Since the distance between the vertex and orthocenter is twice the distance between circumcenter and opposite side so $PH_i = 2OM_i$ where $M_i$ is the midpoint of $A_{2i-1}$ and $A_{2i}$ and O is circumcenter of $A_1 \dots A_{2n}$ $\therefore$ $H_1 \dots H_n$ is concyclic with $P$ as the center of the circumcircle. Now we find the $\angle H_i P H_{i+1}$ We drop perpendiculars from P on the sides $A_{2i-1} A_{2i}$ and $A_{2i+1} A_{2i+2}$ Then let $\angle A_i O A_{i+1} = \alpha$ Then, $\angle A_{2i-1} P A_{2i+1} = \alpha$ Let $P A_{2i} A_{2i-1} = \beta$, then $P A_{2i+2} A{2i-1} = \beta$ Again, $H_i P A_{2i-1} = 90 - \frac{\alpha}{2} - \beta$ $A_{2i+1} P H_{i+1} = \frac{\alpha}{2} -(90 - \alpha - \beta)$ So adding all of these we get $\angle H_i P H_{i+1} = 2\alpha$ So the polygon is regular

eduD_looC wrote: Place the diagram on the complex plane.

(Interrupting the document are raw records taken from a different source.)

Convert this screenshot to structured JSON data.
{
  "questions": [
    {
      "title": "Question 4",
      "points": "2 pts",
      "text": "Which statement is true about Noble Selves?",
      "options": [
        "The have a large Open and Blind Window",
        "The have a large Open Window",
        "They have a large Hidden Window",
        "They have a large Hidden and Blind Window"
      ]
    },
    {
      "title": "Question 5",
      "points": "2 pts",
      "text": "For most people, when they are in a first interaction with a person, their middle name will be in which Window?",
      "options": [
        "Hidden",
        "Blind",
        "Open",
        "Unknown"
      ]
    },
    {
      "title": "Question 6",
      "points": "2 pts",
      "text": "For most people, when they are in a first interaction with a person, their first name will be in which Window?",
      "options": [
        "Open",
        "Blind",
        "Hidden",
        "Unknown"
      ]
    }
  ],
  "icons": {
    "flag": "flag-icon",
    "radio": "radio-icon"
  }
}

Let $w$ be the unit circle. Let $c=e^{\pi i/n}$, and $A_i$ be $w^i$. Let $P$ correspond to $p$. Let $H_{n+1}=H_1$. We are given that $H_i$ is the orthocenter of $\triangle PA_{2i-1}A_{2i}$. Since this triangle will always be inscribed in the unit circle, we find that $H_i$ corresponds to $P+A_{2i-1}+A_{2i}=p+c^{2i-1}+c^{2i}$. We know $$H_iH_{i+1}=|H_{i+1}-H_i|=|p+c^{2i+2}+c^{2i+1}-(p+c^{2i-1}+c^{2i})|=|c^{2i+2}+c^{2i+1}-c^{2i-1}-c^{2i}|.$$This is equal to constant $|c^{2i}||c^2+c-1-1/c|=|c^2+c-1-1/c|$, so $H_iH_{i+1}$ is constant for all $i$. Thus, $H_1H_2 \dots H_n$ is a regular $n$-gon. I think you haven't completed your solution. Since rhombus is not a regular polygon, so by proving sides are equal doesn't necessarily prove that it is a regular polygon. Sorry for any confusion. Thank you.